Если в первом акте присутствовало подобие сюжета, то во втором не было ничего, кроме танцев: испанские танцоры, арабские танцоры, китайские танцоры, русские танцоры, бесконечные танцующие цветы. Несколько неуместно жаловаться на обилие танцев в балете, но без мышей, появления которых мы ждали, без мебели, которую можно было рассматривать, мне было трудно найти смысл. Кевин ткнул меня в плечо, и я наклонился к нему. Изо рта у него пахло ирисками. «Когда уже это закончится?» — прошептал он.
Я посмотрел на него беспомощно и прошептал одними губами: Не знаю. Мы с Селестой предприняли несколько нерешительных попыток затащить детей в церковь, когда они были маленькими, а потом сдались и позволили им лежебочиться. В вечно неспящем городе мы не предоставили им возможности выработать усидчивость для тех случаев, когда они обнаружат, что сидят на втором акте «Щелкунчика».
Когда балет наконец закончился и Фея Драже, и Щелкунчик, и Клара, и Дроссельмейер, и снежные хлопья получили свою долю громовых аплодисментов (мышек на сцену никто не вызвал!), зрители подобрали свои пальто и встали, готовясь выйти по проходам, — все, кроме Мэйв. Она сидела на месте, глядя перед собой. Я заметил, как моя теща положила руку на плечо Мэйв, а потом наклонилась, чтобы что-то сказать. Вокруг нас царила невероятная суматоха. Наша семья, не двигавшаяся с места, перегородила всем путь.

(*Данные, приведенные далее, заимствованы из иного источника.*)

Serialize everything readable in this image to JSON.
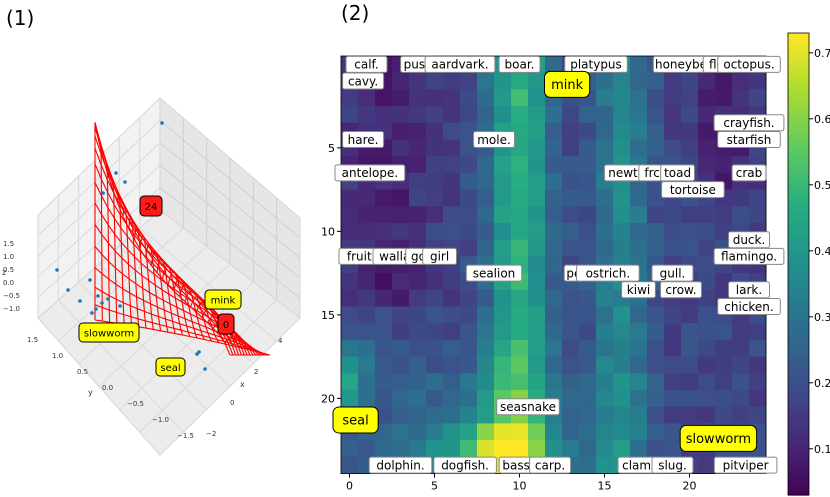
{
  "chart_data": [
    {
      "type": "surface3d",
      "panel_label": "(1)",
      "title": "",
      "axis_labels": {
        "x": "x",
        "y": "y",
        "z": "z"
      },
      "x_ticks": [
        "4",
        "2",
        "0",
        "−2"
      ],
      "y_ticks": [
        "1.5",
        "1.0",
        "0.5",
        "0.0",
        "−0.5",
        "−1.0",
        "−1.5"
      ],
      "z_ticks": [
        "1.5",
        "1.0",
        "0.5",
        "0.0",
        "−0.5",
        "−1.0"
      ],
      "surface_color": "#ff0000",
      "point_color": "#1f77b4",
      "annotations": [
        {
          "text": "24",
          "style": "red"
        },
        {
          "text": "mink",
          "style": "yellow"
        },
        {
          "text": "0",
          "style": "red"
        },
        {
          "text": "slowworm",
          "style": "yellow"
        },
        {
          "text": "seal",
          "style": "yellow"
        }
      ]
    },
    {
      "type": "heatmap",
      "panel_label": "(2)",
      "title": "",
      "xlabel": "",
      "ylabel": "",
      "colormap": "viridis",
      "x_ticks": [
        0,
        5,
        10,
        15,
        20
      ],
      "y_ticks": [
        5,
        10,
        15,
        20
      ],
      "colorbar_ticks": [
        0.1,
        0.2,
        0.3,
        0.4,
        0.5,
        0.6,
        0.7
      ],
      "colorbar_range": [
        0.03,
        0.73
      ],
      "grid": {
        "cols": 25,
        "rows": 25
      },
      "labels": [
        {
          "text": "calf.",
          "col": 1,
          "row": 0,
          "style": "white"
        },
        {
          "text": "puss",
          "col": 4,
          "row": 0,
          "style": "white"
        },
        {
          "text": "aardvark.",
          "col": 6.5,
          "row": 0,
          "style": "white"
        },
        {
          "text": "boar.",
          "col": 10,
          "row": 0,
          "style": "white"
        },
        {
          "text": "platypus",
          "col": 14.5,
          "row": 0,
          "style": "white"
        },
        {
          "text": "honeybe",
          "col": 19.5,
          "row": 0,
          "style": "white"
        },
        {
          "text": "flea",
          "col": 21.8,
          "row": 0,
          "style": "white"
        },
        {
          "text": "octopus.",
          "col": 23.5,
          "row": 0,
          "style": "white"
        },
        {
          "text": "cavy.",
          "col": 0.8,
          "row": 1,
          "style": "white"
        },
        {
          "text": "mink",
          "col": 12.8,
          "row": 1.2,
          "style": "yellow"
        },
        {
          "text": "crayfish.",
          "col": 23.5,
          "row": 3.5,
          "style": "white"
        },
        {
          "text": "hare.",
          "col": 0.8,
          "row": 4.5,
          "style": "white"
        },
        {
          "text": "mole.",
          "col": 8.5,
          "row": 4.5,
          "style": "white"
        },
        {
          "text": "starfish",
          "col": 23.5,
          "row": 4.5,
          "style": "white"
        },
        {
          "text": "antelope.",
          "col": 1.2,
          "row": 6.5,
          "style": "white"
        },
        {
          "text": "newt.",
          "col": 16.2,
          "row": 6.5,
          "style": "white"
        },
        {
          "text": "frc",
          "col": 17.8,
          "row": 6.5,
          "style": "white"
        },
        {
          "text": "toad",
          "col": 19.3,
          "row": 6.5,
          "style": "white"
        },
        {
          "text": "crab",
          "col": 23.5,
          "row": 6.5,
          "style": "white"
        },
        {
          "text": "tortoise",
          "col": 20.2,
          "row": 7.5,
          "style": "white"
        },
        {
          "text": "duck.",
          "col": 23.5,
          "row": 10.5,
          "style": "white"
        },
        {
          "text": "fruitb",
          "col": 0.8,
          "row": 11.5,
          "style": "white"
        },
        {
          "text": "wallat",
          "col": 2.8,
          "row": 11.5,
          "style": "white"
        },
        {
          "text": "gori",
          "col": 4.3,
          "row": 11.5,
          "style": "white"
        },
        {
          "text": "girl",
          "col": 5.3,
          "row": 11.5,
          "style": "white"
        },
        {
          "text": "flamingo.",
          "col": 23.5,
          "row": 11.5,
          "style": "white"
        },
        {
          "text": "sealion",
          "col": 8.5,
          "row": 12.5,
          "style": "white"
        },
        {
          "text": "pe",
          "col": 13.2,
          "row": 12.5,
          "style": "white"
        },
        {
          "text": "ostrich.",
          "col": 15.2,
          "row": 12.5,
          "style": "white"
        },
        {
          "text": "gull.",
          "col": 19,
          "row": 12.5,
          "style": "white"
        },
        {
          "text": "kiwi",
          "col": 17,
          "row": 13.5,
          "style": "white"
        },
        {
          "text": "crow.",
          "col": 19.5,
          "row": 13.5,
          "style": "white"
        },
        {
          "text": "lark.",
          "col": 23.5,
          "row": 13.5,
          "style": "white"
        },
        {
          "text": "chicken.",
          "col": 23.5,
          "row": 14.5,
          "style": "white"
        },
        {
          "text": "seasnake",
          "col": 10.5,
          "row": 20.5,
          "style": "white"
        },
        {
          "text": "seal",
          "col": 0,
          "row": 21.3,
          "style": "yellow"
        },
        {
          "text": "slowworm",
          "col": 21.7,
          "row": 22.4,
          "style": "yellow"
        },
        {
          "text": "dolphin.",
          "col": 3,
          "row": 24,
          "style": "white"
        },
        {
          "text": "dogfish.",
          "col": 6.8,
          "row": 24,
          "style": "white"
        },
        {
          "text": "bass",
          "col": 9.8,
          "row": 24,
          "style": "white"
        },
        {
          "text": "carp.",
          "col": 11.8,
          "row": 24,
          "style": "white"
        },
        {
          "text": "clam.",
          "col": 17,
          "row": 24,
          "style": "white"
        },
        {
          "text": "slug.",
          "col": 19,
          "row": 24,
          "style": "white"
        },
        {
          "text": "pitviper",
          "col": 23.3,
          "row": 24,
          "style": "white"
        }
      ]
    }
  ]
}
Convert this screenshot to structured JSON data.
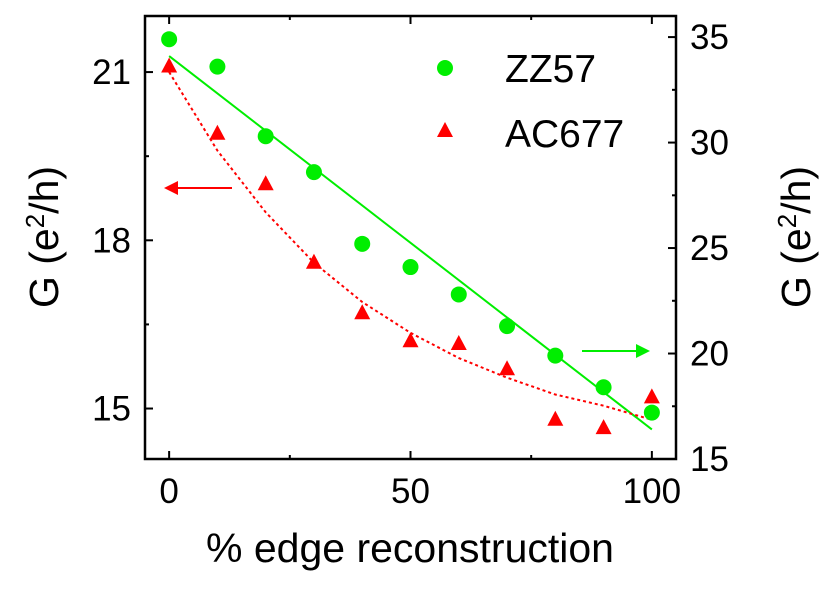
{
  "chart_data": {
    "type": "scatter",
    "xlabel": "% edge reconstruction",
    "ylabel_left": {
      "base": "G (e",
      "sup": "2",
      "tail": "/h)"
    },
    "ylabel_right": {
      "base": "G (e",
      "sup": "2",
      "tail": "/h)"
    },
    "x_range": [
      -5,
      105
    ],
    "y_left_range": [
      14.1,
      22.0
    ],
    "y_right_range": [
      15,
      36
    ],
    "x_ticks": [
      0,
      50,
      100
    ],
    "y_left_ticks": [
      15,
      18,
      21
    ],
    "y_right_ticks": [
      15,
      20,
      25,
      30,
      35
    ],
    "series": [
      {
        "name": "ZZ57",
        "axis": "right",
        "marker": "circle",
        "color": "#00ee00",
        "x": [
          0,
          10,
          20,
          30,
          40,
          50,
          60,
          70,
          80,
          90,
          100
        ],
        "values": [
          34.9,
          33.6,
          30.3,
          28.6,
          25.2,
          24.1,
          22.8,
          21.3,
          19.9,
          18.4,
          17.2
        ]
      },
      {
        "name": "AC677",
        "axis": "left",
        "marker": "triangle",
        "color": "#ff0000",
        "x": [
          0,
          10,
          20,
          30,
          40,
          50,
          60,
          70,
          80,
          90,
          100
        ],
        "values": [
          21.1,
          19.9,
          19.0,
          17.6,
          16.7,
          16.2,
          16.15,
          15.7,
          14.8,
          14.65,
          15.2
        ]
      }
    ],
    "fits": [
      {
        "name": "ZZ57 fit",
        "axis": "right",
        "style": "solid",
        "color": "#00ee00",
        "x": [
          0,
          100
        ],
        "values": [
          34.1,
          16.4
        ]
      },
      {
        "name": "AC677 fit",
        "axis": "left",
        "style": "dotted",
        "color": "#ff0000",
        "x": [
          0,
          10,
          20,
          30,
          40,
          50,
          60,
          70,
          80,
          90,
          100
        ],
        "values": [
          21.0,
          19.6,
          18.5,
          17.6,
          16.9,
          16.35,
          15.9,
          15.55,
          15.25,
          15.05,
          14.8
        ]
      }
    ],
    "annotations": [
      {
        "type": "arrow",
        "direction": "left",
        "color": "#ff0000",
        "points_to": "left axis"
      },
      {
        "type": "arrow",
        "direction": "right",
        "color": "#00ee00",
        "points_to": "right axis"
      }
    ],
    "legend": {
      "position": "top-right",
      "entries": [
        "ZZ57",
        "AC677"
      ]
    },
    "grid": false
  }
}
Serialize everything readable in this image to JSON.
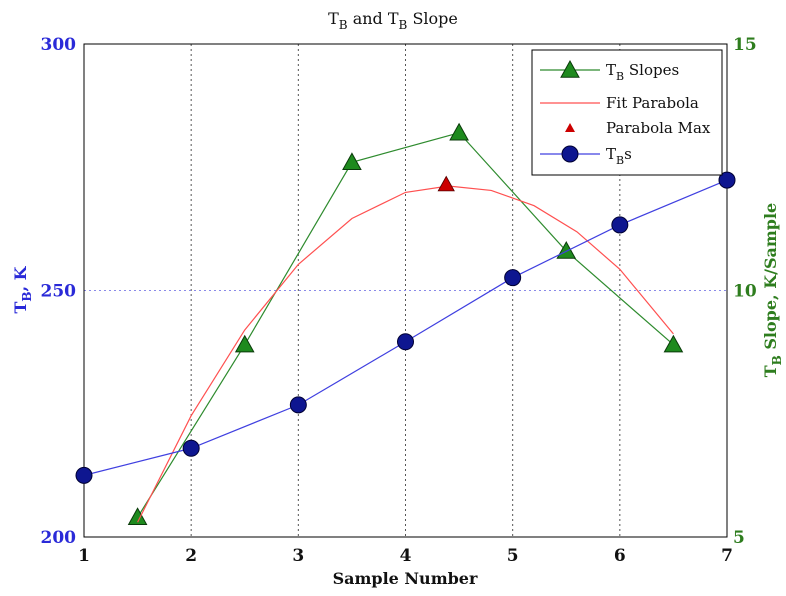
{
  "chart_data": {
    "type": "line",
    "title": {
      "main": "T",
      "sub": "B",
      "mid": " and T",
      "sub2": "B",
      "end": " Slope"
    },
    "xlabel": "Sample Number",
    "ylabel_left": {
      "main": "T",
      "sub": "B",
      "end": ", K"
    },
    "ylabel_right": {
      "main": "T",
      "sub": "B",
      "end": " Slope, K/Sample"
    },
    "xlim": [
      1,
      7
    ],
    "ylim_left": [
      200,
      300
    ],
    "ylim_right": [
      5,
      15
    ],
    "x_ticks": [
      "1",
      "2",
      "3",
      "4",
      "5",
      "6",
      "7"
    ],
    "y_left_ticks": [
      "200",
      "250",
      "300"
    ],
    "y_right_ticks": [
      "5",
      "10",
      "15"
    ],
    "grid": true,
    "legend_position": "top-right",
    "colors": {
      "tbs": "#4040e0",
      "slopes": "#2e8b2e",
      "parabola": "#ff5050",
      "max": "#cc0000",
      "left_axis": "#2a2ad8",
      "right_axis": "#2e7d1e"
    },
    "series": [
      {
        "name": "T_B Slopes",
        "legend": {
          "main": "T",
          "sub": "B",
          "end": " Slopes"
        },
        "axis": "right",
        "marker": "triangle",
        "x": [
          1.5,
          2.5,
          3.5,
          4.5,
          5.5,
          6.5
        ],
        "y": [
          5.4,
          8.9,
          12.6,
          13.2,
          10.8,
          8.9
        ]
      },
      {
        "name": "Fit Parabola",
        "legend": {
          "main": "Fit Parabola",
          "sub": "",
          "end": ""
        },
        "axis": "right",
        "marker": "none",
        "x": [
          1.5,
          2.0,
          2.5,
          3.0,
          3.5,
          4.0,
          4.4,
          4.8,
          5.2,
          5.6,
          6.0,
          6.5
        ],
        "y": [
          5.3,
          7.46,
          9.2,
          10.53,
          11.46,
          11.99,
          12.12,
          12.03,
          11.72,
          11.19,
          10.43,
          9.12
        ]
      },
      {
        "name": "Parabola Max",
        "legend": {
          "main": "Parabola Max",
          "sub": "",
          "end": ""
        },
        "axis": "right",
        "marker": "small-triangle",
        "x": [
          4.38
        ],
        "y": [
          12.15
        ]
      },
      {
        "name": "T_Bs",
        "legend": {
          "main": "T",
          "sub": "B",
          "end": "s"
        },
        "axis": "left",
        "marker": "circle",
        "x": [
          1,
          2,
          3,
          4,
          5,
          6,
          7
        ],
        "y": [
          212.5,
          218,
          226.8,
          239.6,
          252.6,
          263.3,
          272.4
        ]
      }
    ]
  }
}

Бабушки и матери, сидевшие с нами в одном ряду, развернули своих подопечных, чтобы уйти через другие двери.
— Дэнни! — позвала меня теща.
Мы были многочисленной группой, несколько Конроев и много Норкроссов — супруги, дети, родители, братья и сестры. Я прошел мимо всех них. На носу и подбородке Мэйв выступили капли пота. Ее волосы промокли насквозь, как будто, пока мы смотрели балет, она выходила, чтобы поплавать. Ее сумочка лежала на полу, и внутри я нашел все ту же старую желтую пластиковую коробочку, только теперь она была обтянута резинкой, и вытащил из маленького пластикового пакетика внутри две таблетки глюкозы.
— Дом, — сказала она тихим голосом, все еще глядя прямо перед собой, хотя ее веки поникли.
Я просунул таблетку глюкозы между ее зубов, потом еще одну. Сказал ей разжевать.
— Что будем делать? — спросил мой тесть. Мэйв заехала за ними и довезла до вокзала, потому что никто не был в восторге от мысли, что Билл Норкросс проведет за рулем всю дорогу до Нью-Йорка. — Вызвать скорую?
— Нет, — сказала Мэйв, по-прежнему не поворачивая головы.
— Сейчас она придет в себя, — сказал я Биллу, как будто все это было в порядке вещей. И неожиданно сам успокоился.